Dermatologists and their patients taking isotretinoin are entering the second year of the iPLEDGE mandatory risk management program aimed at preventing isotretinoin-related teratogenicity, and the specialty's leaders on the issue are anticipating further improvement in a system they say remains poorly designed.
“It's safe to say that within the first half of 2007, probably in later spring, there should be additional program improvement. … More improvement is coming,” said Dr. Diane Thiboutot, former chair of the American Academy of Dermatology task force on isotretinoin.
What is not clear, however—and won't be for at least another year—is the impact the program is having on the prevention of pregnancies in women taking the teratogenic drug.
Both Dr. Thiboutot, who will continue serving on the task force, and Dr. Susan Walker, who became the director of the Food and Drug Administration's Division of Dermatology and Dental Products last June, said for the first time in February that there is “preliminary” evidence that the program is reducing the number of women who are pregnant at the time they start isotretinoin therapy.
But they offered no details, and Dr. Thiboutot explained that the manufacturers now plan to use data from the first full year of iPLEDGE “as baseline data” for comparison with pregnancy data collected during the entire second year. Before iPLEDGE was implemented, the pregnancy rate in women taking isotretinoin (Accutane) was about 4 per 1,000 women, she said.
“In the interim, some sort of methodology [for evaluating success of the program] will be determined,” said Dr. Thiboutot, professor of dermatology at Pennsyvania State University, Hershey.
The most significant change to come this year, in the meantime, will likely be an elimination of the 23-day lockout period for women of childbearing potential. With such a rule change, women who do not have their prescriptions filled within 7 days could undergo another pregnancy test and office visit and then get a refill without having to wait 23 days.

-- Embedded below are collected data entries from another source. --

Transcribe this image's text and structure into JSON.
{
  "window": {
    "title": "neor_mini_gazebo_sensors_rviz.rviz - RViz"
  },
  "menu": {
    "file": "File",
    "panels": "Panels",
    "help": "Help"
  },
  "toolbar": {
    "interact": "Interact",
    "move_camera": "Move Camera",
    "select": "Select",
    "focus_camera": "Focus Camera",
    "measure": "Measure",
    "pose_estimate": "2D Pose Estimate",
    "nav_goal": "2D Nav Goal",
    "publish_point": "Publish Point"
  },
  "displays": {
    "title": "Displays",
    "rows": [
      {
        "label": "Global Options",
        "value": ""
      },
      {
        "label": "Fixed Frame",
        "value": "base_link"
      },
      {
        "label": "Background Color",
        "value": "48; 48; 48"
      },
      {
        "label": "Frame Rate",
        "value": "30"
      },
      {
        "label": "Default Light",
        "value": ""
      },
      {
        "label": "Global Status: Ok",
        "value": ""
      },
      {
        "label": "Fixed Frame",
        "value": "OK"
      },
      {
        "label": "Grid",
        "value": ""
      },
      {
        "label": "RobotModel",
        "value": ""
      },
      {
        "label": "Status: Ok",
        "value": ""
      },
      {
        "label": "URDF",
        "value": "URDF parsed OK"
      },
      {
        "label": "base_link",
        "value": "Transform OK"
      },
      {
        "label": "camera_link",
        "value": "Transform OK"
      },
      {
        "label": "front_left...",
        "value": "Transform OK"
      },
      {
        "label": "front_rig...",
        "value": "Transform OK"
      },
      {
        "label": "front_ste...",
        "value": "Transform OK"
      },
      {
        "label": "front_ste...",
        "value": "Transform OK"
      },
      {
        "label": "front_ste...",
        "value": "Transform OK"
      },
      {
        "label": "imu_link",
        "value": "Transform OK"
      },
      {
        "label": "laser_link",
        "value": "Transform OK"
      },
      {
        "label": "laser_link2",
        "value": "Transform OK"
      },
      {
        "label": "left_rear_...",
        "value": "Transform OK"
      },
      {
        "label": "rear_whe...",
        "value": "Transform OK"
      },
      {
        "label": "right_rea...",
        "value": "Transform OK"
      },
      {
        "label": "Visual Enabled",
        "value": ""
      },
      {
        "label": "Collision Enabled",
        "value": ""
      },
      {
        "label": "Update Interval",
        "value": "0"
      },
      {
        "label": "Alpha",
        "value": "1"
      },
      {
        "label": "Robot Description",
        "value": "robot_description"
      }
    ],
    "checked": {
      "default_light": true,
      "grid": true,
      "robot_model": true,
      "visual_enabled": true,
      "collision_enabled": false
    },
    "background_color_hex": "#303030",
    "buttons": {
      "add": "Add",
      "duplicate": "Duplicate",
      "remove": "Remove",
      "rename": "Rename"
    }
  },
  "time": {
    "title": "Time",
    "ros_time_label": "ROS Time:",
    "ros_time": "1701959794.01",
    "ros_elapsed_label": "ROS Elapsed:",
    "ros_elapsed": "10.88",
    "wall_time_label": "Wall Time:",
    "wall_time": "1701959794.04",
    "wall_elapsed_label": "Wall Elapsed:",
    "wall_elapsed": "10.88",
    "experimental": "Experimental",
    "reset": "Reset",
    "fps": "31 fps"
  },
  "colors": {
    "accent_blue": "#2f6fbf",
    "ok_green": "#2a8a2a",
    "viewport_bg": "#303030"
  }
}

The FDA eliminated this lockout period last October for males and females of nonchildbearing potential, while promising that a change in this rule for females of childbearing potential would be “rolled out” in 2007 (INTERNAL MEDICINE NEWS, Dec. 1, 2006, p. 11).
A spokesperson for Covance, the Princeton, N.J.-based company that manages iPLEDGE, confirmed that the firm is “working on eliminating [the lockout].”
Dr. Thiboutot said she and other AAD leaders have been pushing for other changes as well—for instance, the incorporation of specific dates rather than time windows in the iPLEDGE online program—based on input from dermatologists who have communicated with the academy as well as a survey of 400 dermatologists taken this summer. The poll showed that 95% were prescribing isotretinoin and that 90% of them were having difficulty with the iPLEDGE program.
Dr. Stephen Stone, who recently assumed the chairmanship of the academy's task force on isotretinoin, said the academy has a “seat at the table” that it did not have as iPLEDGE was being designed and implemented.
“The FDA is definitely listening to us,” said Dr. Stone, immediate past president of the AAD and professor of clinical medicine at Southern Illinois University, Springfield. “My understanding is that iPLEDGE will be improved, at least in its ease of application.”
Even with the elimination of the 23-day lockout period for men and women of nonchildbearing potential, “participation of these patients in the system is still overly complicated,” he said. “There still [needs to be] some liberalization of rules.”
Dermatologists still are debating the program's effects on prescribing. Dr. Noah Scheinfeld, of the dermatology department of Columbia University, New York, estimated last spring that prescribing in his region had dropped by at least 50%. That estimate still holds true, he said.
Dr. Elaine Siegfried, a dermatologist at St. Louis University who chairs the AAD's Environment and Drugs Committee, said, on the other hand, that the number of isotretinoin prescriptions dropped after implementation of iPLEDGE but now appears to be back up to approximately where it was under the voluntary SMART (System to Manage Accutane-Related Teratogenicity) program.
(The total number of prescriptions dispensed in the United States in the year after SMART was implemented had declined 23% from the previous year.)
According to Covance's data, while the number of prescribers and pharmacies activated has remained about the same in the last 6 months, the number of patients activated in the program has risen significantly, from 140,000 patients last June to more than 244,000 in December.
Calls to the AAD office, meanwhile, have continued to decline—a trend that AAD leaders say likely reflects changes made by Covance in the spring (the company added staff to its call center and made changes to its Web site, for instance, resolving some of the program's operational difficulties), as well as time needed to learn the system and delegate responsibility.